En el arriba mencionado escrito, el escritor razonaba acerca del escaso eco que producían las palabras escritas sobre la situación existente, de lo desesperante que resultaba proclamar a voz en grito algo que todos oían, pero que nadie escuchaba. Intencionadamente, el autor nos dejaba entrever la eterna lucha que sostienen los creadores consigo mismos, con sus coetaneos y con el cotidiano mundo que les rodea: demasiados enemigos para aspirar siquiera a salir airosos, en una batalla en la que con seguridad se puede afirmar que no solo no hay vencedores, si no que además únicamente hay un vencido, que resulta no ser otro que uno mismo. ¿Que hay más frustrante en esta vida que el gritar algo a voz en grito mientras se es ignorado por todo el que nos rodea?. Cassandra, la vidente que aparece en “La Iliada”, es dotada por los dioses con el don de la clarividencia, y castigada por los mismos con no ser jamás creída, aunque todas sus predicciones fueran acertadas, lo que la lleva a sufrir un permanente estado de ansiedad en el que se vió inmersa hasta su regreso con Agamenón a su patria tras participar en la guerra de Troya, y donde ambos, envueltos entre redes por la conjura de la mujer de este y de su amante, encontraron ambos una muerte predicha con anterioridad por la pitonisa pero, como todas sus predicciones, jamás creída.
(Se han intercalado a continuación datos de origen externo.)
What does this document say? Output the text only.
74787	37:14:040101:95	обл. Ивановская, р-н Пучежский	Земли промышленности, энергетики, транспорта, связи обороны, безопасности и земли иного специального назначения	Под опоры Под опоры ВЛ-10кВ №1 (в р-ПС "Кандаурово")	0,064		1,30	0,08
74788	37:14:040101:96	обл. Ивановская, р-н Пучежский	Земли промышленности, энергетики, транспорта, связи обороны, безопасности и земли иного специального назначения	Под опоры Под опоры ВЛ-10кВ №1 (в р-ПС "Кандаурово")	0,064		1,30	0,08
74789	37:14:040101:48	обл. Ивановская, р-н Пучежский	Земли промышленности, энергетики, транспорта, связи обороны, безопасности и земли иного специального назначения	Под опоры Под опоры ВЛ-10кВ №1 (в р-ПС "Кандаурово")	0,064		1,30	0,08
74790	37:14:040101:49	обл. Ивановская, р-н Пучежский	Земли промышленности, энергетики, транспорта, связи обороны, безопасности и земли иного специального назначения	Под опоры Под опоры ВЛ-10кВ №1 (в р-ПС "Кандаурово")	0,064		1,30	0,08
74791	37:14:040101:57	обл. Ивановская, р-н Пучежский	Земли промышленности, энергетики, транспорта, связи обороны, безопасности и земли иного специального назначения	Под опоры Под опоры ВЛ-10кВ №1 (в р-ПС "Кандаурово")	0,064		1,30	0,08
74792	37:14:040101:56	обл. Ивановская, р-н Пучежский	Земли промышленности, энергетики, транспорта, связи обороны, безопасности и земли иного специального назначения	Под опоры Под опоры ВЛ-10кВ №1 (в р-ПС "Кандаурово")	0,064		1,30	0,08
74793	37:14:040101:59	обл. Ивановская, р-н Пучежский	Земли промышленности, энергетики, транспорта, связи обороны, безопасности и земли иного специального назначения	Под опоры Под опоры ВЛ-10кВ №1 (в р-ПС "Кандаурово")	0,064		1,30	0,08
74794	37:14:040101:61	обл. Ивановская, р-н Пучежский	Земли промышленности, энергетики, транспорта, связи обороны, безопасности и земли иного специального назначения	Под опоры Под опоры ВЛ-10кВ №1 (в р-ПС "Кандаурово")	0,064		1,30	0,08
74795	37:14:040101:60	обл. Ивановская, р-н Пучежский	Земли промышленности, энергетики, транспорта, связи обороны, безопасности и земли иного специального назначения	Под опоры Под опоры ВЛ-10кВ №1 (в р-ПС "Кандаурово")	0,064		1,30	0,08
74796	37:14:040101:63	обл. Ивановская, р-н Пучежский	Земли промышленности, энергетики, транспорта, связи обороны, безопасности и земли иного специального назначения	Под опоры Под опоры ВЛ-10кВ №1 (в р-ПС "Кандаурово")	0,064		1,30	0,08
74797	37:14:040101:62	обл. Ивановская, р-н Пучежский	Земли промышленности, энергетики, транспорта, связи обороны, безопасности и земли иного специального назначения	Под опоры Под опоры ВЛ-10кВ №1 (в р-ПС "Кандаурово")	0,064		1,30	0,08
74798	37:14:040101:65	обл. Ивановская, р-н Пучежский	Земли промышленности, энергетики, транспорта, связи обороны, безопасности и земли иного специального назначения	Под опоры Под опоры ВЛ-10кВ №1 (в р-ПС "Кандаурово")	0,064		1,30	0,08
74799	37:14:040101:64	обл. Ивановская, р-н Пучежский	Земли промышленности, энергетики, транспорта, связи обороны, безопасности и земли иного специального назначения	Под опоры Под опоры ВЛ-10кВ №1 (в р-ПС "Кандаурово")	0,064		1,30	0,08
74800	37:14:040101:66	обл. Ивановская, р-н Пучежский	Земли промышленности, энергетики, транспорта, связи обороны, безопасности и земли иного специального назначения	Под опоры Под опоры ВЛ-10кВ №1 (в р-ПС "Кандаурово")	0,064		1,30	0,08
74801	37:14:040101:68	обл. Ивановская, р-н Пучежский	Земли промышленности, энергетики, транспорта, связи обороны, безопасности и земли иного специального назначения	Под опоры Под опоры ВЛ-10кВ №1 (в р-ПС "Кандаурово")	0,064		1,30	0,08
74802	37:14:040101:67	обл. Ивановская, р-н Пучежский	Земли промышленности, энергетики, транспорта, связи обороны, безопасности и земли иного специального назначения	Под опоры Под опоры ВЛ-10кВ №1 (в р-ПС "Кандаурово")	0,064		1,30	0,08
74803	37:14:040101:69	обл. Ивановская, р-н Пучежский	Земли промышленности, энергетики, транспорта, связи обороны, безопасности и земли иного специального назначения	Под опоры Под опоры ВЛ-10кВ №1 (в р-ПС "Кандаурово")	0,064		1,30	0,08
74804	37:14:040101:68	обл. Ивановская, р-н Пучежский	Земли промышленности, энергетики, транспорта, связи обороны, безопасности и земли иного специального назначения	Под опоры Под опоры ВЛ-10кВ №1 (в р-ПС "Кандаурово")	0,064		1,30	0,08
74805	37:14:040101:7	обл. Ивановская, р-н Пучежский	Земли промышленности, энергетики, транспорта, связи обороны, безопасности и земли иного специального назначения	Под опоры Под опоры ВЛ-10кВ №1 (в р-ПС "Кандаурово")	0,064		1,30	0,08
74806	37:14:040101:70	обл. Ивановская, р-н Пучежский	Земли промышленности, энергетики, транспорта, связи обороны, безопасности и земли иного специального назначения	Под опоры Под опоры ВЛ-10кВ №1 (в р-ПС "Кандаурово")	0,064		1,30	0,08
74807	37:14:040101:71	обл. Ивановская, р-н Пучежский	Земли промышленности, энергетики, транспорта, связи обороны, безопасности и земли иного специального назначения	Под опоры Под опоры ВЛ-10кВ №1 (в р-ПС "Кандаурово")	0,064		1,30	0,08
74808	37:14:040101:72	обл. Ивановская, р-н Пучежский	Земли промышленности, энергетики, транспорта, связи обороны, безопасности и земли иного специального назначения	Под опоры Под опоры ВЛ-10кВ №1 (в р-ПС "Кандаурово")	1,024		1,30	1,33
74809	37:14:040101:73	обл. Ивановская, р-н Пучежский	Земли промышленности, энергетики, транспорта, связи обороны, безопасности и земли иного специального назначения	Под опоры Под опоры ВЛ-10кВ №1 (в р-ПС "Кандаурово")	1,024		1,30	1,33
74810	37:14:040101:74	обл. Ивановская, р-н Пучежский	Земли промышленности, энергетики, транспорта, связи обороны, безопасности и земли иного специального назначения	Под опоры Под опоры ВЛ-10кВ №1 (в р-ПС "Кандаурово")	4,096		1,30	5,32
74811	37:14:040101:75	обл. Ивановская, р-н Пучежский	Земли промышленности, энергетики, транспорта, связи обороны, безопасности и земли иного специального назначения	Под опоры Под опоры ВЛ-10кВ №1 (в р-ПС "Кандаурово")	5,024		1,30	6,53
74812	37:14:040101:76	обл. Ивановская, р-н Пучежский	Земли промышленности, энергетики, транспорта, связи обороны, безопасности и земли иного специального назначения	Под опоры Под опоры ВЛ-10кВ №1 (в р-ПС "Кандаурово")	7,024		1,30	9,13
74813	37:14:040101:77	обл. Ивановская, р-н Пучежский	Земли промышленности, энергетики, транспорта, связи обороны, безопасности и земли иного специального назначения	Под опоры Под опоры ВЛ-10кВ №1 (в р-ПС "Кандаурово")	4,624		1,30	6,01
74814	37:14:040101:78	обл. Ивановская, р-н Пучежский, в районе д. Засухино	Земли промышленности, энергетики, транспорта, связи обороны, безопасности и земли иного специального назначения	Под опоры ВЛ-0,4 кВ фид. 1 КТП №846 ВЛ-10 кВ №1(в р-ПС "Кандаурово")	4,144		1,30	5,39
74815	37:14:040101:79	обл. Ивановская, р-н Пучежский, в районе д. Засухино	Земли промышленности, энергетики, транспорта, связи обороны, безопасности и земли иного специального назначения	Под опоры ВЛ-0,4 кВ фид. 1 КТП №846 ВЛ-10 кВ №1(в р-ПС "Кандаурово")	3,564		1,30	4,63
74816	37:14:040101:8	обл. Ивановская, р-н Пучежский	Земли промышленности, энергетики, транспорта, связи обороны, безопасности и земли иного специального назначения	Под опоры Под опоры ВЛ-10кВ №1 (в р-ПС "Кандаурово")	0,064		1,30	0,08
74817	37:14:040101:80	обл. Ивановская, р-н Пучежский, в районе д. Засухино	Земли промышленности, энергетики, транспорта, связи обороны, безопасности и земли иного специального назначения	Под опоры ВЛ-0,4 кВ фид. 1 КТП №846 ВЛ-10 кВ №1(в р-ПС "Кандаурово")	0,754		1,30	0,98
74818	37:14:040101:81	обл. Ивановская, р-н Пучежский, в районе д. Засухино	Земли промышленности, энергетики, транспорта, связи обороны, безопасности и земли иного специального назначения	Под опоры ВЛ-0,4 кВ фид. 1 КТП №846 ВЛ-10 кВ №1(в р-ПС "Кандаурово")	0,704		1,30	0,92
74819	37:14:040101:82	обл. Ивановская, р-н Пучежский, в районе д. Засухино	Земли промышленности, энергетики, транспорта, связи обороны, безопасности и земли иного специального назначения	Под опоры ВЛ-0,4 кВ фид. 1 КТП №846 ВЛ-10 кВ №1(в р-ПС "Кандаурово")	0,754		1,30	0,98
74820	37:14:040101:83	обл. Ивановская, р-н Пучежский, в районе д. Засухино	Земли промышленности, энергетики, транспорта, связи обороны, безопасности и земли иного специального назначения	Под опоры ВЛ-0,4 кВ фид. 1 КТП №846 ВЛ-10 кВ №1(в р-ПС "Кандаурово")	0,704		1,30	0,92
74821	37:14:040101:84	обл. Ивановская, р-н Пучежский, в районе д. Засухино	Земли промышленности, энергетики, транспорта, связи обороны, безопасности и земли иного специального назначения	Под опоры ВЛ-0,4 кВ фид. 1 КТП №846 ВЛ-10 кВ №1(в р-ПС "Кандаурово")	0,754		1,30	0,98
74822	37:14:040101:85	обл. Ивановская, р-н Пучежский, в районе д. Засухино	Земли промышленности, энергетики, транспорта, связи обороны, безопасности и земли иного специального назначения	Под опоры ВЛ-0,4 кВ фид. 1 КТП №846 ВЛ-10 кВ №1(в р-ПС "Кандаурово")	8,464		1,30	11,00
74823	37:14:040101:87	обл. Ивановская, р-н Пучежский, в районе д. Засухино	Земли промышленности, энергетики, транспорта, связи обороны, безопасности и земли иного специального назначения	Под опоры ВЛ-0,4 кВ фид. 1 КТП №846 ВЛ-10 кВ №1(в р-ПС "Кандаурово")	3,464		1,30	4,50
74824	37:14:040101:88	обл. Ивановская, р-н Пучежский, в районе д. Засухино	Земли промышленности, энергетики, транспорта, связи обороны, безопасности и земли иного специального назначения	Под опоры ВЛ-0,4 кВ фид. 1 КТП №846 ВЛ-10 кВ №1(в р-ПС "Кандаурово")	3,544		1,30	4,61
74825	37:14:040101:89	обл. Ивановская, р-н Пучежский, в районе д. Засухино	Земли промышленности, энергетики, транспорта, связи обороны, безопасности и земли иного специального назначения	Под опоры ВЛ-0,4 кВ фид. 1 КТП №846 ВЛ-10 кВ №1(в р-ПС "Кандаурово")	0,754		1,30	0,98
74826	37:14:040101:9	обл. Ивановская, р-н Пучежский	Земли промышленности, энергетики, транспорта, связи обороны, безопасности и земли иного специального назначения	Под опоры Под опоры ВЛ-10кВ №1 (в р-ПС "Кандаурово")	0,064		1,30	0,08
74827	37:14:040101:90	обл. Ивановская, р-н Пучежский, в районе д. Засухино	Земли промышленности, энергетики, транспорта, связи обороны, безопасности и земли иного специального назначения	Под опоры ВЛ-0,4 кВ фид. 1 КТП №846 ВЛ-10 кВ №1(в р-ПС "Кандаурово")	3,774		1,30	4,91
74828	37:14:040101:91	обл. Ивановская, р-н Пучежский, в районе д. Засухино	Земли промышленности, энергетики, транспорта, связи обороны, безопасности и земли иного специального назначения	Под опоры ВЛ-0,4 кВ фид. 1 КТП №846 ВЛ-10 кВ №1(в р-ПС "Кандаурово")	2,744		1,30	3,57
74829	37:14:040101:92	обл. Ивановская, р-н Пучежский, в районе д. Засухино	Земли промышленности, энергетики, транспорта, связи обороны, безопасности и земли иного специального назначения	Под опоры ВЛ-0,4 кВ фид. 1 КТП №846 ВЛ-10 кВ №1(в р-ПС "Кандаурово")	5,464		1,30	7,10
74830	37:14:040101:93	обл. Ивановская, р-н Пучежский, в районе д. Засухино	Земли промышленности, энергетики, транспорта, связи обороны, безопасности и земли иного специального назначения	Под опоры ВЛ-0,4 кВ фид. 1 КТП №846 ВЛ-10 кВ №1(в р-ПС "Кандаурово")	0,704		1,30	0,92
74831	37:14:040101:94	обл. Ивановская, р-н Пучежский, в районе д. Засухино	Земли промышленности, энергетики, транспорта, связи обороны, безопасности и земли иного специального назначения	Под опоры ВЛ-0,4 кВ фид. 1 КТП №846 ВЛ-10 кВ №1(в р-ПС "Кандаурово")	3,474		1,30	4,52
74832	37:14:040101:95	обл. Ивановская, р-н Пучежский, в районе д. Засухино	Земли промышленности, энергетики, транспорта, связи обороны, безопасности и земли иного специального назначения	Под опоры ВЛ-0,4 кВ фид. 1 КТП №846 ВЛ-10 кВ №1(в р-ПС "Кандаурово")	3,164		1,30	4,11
Este fin trágico y anunciado, se repite una y otra vez en las vidas de cualquier escritor (escribidores incluídos, grupúsculo ingente, donde yo siempre me englobo). Todos los que, con mayor o menor acierto, decidimos alguna vez enfrentarnos a un folio en blanco, sentimos que al exorcizar fantasmas cotidianos a golpe de pluma, estamos firmando nuestra pequeña sentencia de muerte; vamos como Aquiles, al encuentro de Héctor, sabiéndonos poseedores de la victoria momentánea, para caer después abatidos por una inmisericorde flecha que atraviesa nuestro punto débil de parte a parte, sin darnos oportunidad de réplica. Por mucho que queramos enfrentarnos al mundo que nos rodea, revestidos de brillante loriga, logramos una efímera victoria, para volver a caer fulminados por un inmisericorde mundo, que nos acusa de ser borrachos, melancólicos,guitarristas lunáticos, poetas y pobres hombres en sueños, siempre buscando a Dios entre la niebla.


Desgrano sentimientos, para exponerlos al voluble arbitrio de quién quiera verlos, dejando a un lado la ropa que me reviste el alma, con impúdico gesto, para que todos contemplen la grotesca desnudez de mi interior, mientras la sangre sigue brotando de mis heridas, para que quien lo tenga a menester pueda añadir de cuando en cuando un puñado de sal, que me recuerde cuanto duele la vida; que me haga sentir que, pese a ellas, sigo vivo y dispuesto para reverdecer el corazón en cada primavera.